I would not be able to do it! Each person has his own charisma. If you ask me to go and share my life in a shantytown, I would definitely tell you no: I love having certain comforts, I used to have a beautiful house, a dream that was built step by step, and I sold it because I needed money for Calcutta. Everyone is made to serve the cause to the best of his/her ability and personally I think I am more useful writing articles, giving speeches at conferences, putting the little talents I have to the service of the poorest people.
What is your secret in this mission?
The success of the City of joy is due to the fact that I have told a story. I did not want to preach. I did not tell the reader: you eat three times per day, this is bad, you immediately have to share with the poor people. I did not try to create bad consciences. I often see people who do this; I prefer to give a testimony. I want to share the extraordinary encounters I've had. And I think that the more you are satisfied with telling a story without trying to influence the reader, the more widespread the response.
But is fundraising enough?
No. On the contrary, it would be relatively easy to send a check from our house in Saint-Tropez; to verify that this money is used in the best way possible, that no one makes a profit from it (often when money comes from heaven, the trend is to disengage), that it does more good than bad, is something else: because the need is not for assistance, but for education, so that everyone may find the ways to reclaim themselves from their condition. We are very careful about this aspect, and we are therefore obliged to keep an eye on it, to visit our projects often, and in this way we tell the poor person that we are his brothers, that we love him the way his family does. It is something as important as the money-- it is a question of dignity.
Why do you do that? For generosity?
No: I do it because my wife and I have met people who have given us more than what we may ever give them back. When, at 5 o'clock in the morning you receive a call from India: "Brother, brother, a cyclone destroyed our village, we need 10 thousand dollars immediately" and you know the face of the person calling and the place he is calling from, you cannot stay indifferent.
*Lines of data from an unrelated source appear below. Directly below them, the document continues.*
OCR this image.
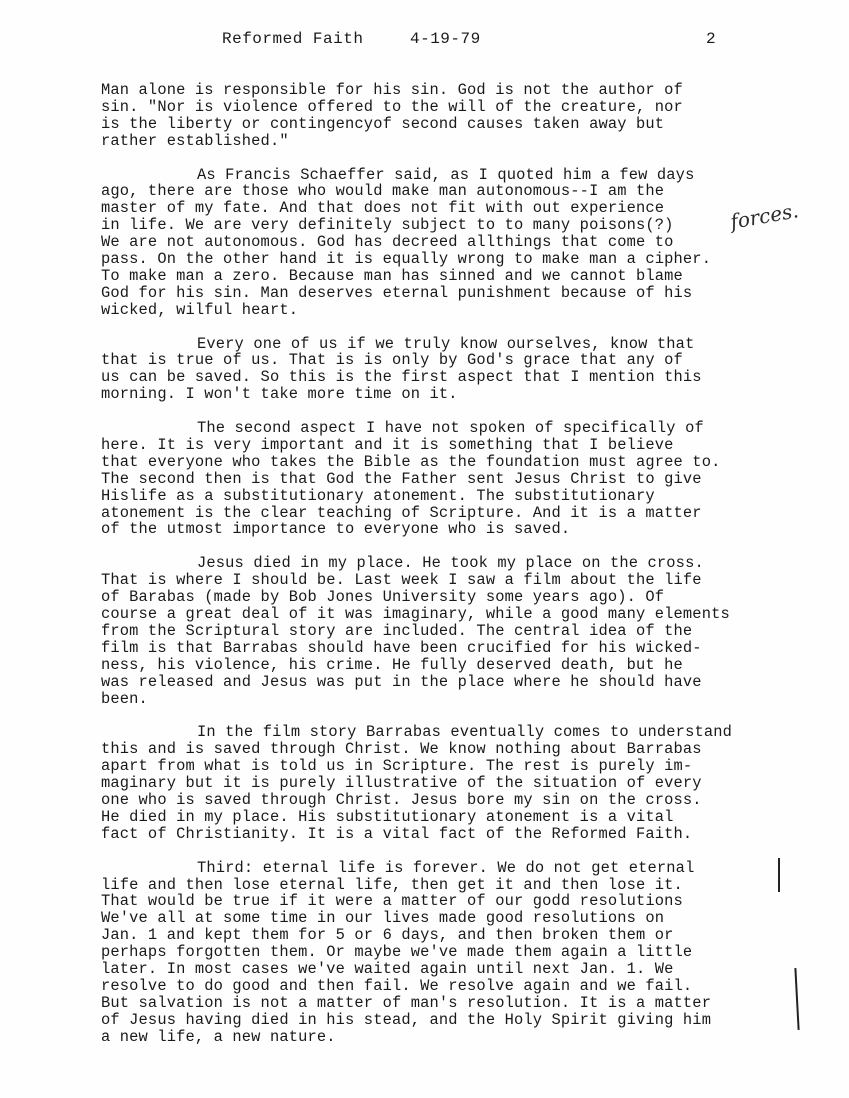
Reformed Faith	4-19-79	2
Man alone is responsible for his sin. God is not the author of
sin. "Nor is violence offered to the will of the creature, nor
is the liberty or contingencyof second causes taken away but
rather established."
As Francis Schaeffer said, as I quoted him a few days
ago, there are those who would make man autonomous--I am the
master of my fate. And that does not fit with out experience
in life. We are very definitely subject to to many poisons(?)
We are not autonomous. God has decreed allthings that come to
pass. On the other hand it is equally wrong to make man a cipher.
To make man a zero. Because man has sinned and we cannot blame
God for his sin. Man deserves eternal punishment because of his
wicked, wilful heart.
Every one of us if we truly know ourselves, know that
that is true of us. That is is only by God's grace that any of
us can be saved. So this is the first aspect that I mention this
morning. I won't take more time on it.
The second aspect I have not spoken of specifically of
here. It is very important and it is something that I believe
that everyone who takes the Bible as the foundation must agree to.
The second then is that God the Father sent Jesus Christ to give
Hislife as a substitutionary atonement. The substitutionary
atonement is the clear teaching of Scripture. And it is a matter
of the utmost importance to everyone who is saved.
Jesus died in my place. He took my place on the cross.
That is where I should be. Last week I saw a film about the life
of Barabas (made by Bob Jones University some years ago). Of
course a great deal of it was imaginary, while a good many elements
from the Scriptural story are included. The central idea of the
film is that Barrabas should have been crucified for his wicked-
ness, his violence, his crime. He fully deserved death, but he
was released and Jesus was put in the place where he should have
been.
In the film story Barrabas eventually comes to understand
this and is saved through Christ. We know nothing about Barrabas
apart from what is told us in Scripture. The rest is purely im-
maginary but it is purely illustrative of the situation of every
one who is saved through Christ. Jesus bore my sin on the cross.
He died in my place. His substitutionary atonement is a vital
fact of Christianity. It is a vital fact of the Reformed Faith.
Third: eternal life is forever. We do not get eternal
life and then lose eternal life, then get it and then lose it.
That would be true if it were a matter of our godd resolutions
We've all at some time in our lives made good resolutions on
Jan. 1 and kept them for 5 or 6 days, and then broken them or
perhaps forgotten them. Or maybe we've made them again a little
later. In most cases we've waited again until next Jan. 1. We
resolve to do good and then fail. We resolve again and we fail.
But salvation is not a matter of man's resolution. It is a matter
of Jesus having died in his stead, and the Holy Spirit giving him
a new life, a new nature.
forces.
You need to go, sell something, a painting or something else, to help him. You cannot say no.
Is this a way to give back what life has given to you?
I do not give back: I share the opportunity I have been given with people who have not had it. You should understand the wonderful gratification you have when you see a leprous child cured, when you know his parents - the mother who has been without hands, legs and nose for 30 years - and you know that that kid has become an engineer because he is very skilled and you paid for his university tuition. In those eyes you see that destiny has made two paths cross and.. tac, something changed, even only for one child. Mother Theresa used to say: saving a child is saving the world.
What is your dream?
Abbé Pierre said a wonderful thing: "You are old when you have no more plans". I always have plans, I always want to do things and I think that this is what keeps the machine working. It is important to believe in something and to have the chance to realize one's own dreams through actions. My humanitarian commitment is only a drop of water but it gives a particular meaning to my and my wife's life.
Mother Theresa and Abbé Pierre have both died... Is age of prophets ending?
History
shows us that prophets are cyclical. I think young prophets exist that we do
not know about yet, but who will soon emerge and pick up where those who have
preceded them left off. Around the world you may come across some young
volunteers who are amazing! Today people need points of reference, they need
someone to admire, they need to love ideas - maybe idols. This is why I told
the story of my "idols", men who shaped my life or generated my revolts.
Tomorrow there will be other prophets...
Therefore, you declare yourself optimistic.
Yes, I am indeed. In the Middle Ages there was the black death that was claiming millions of victims. Today there are other threats but the world is always rich in hope. I have had the chance to meet some people who have made me proud of being part of humanity.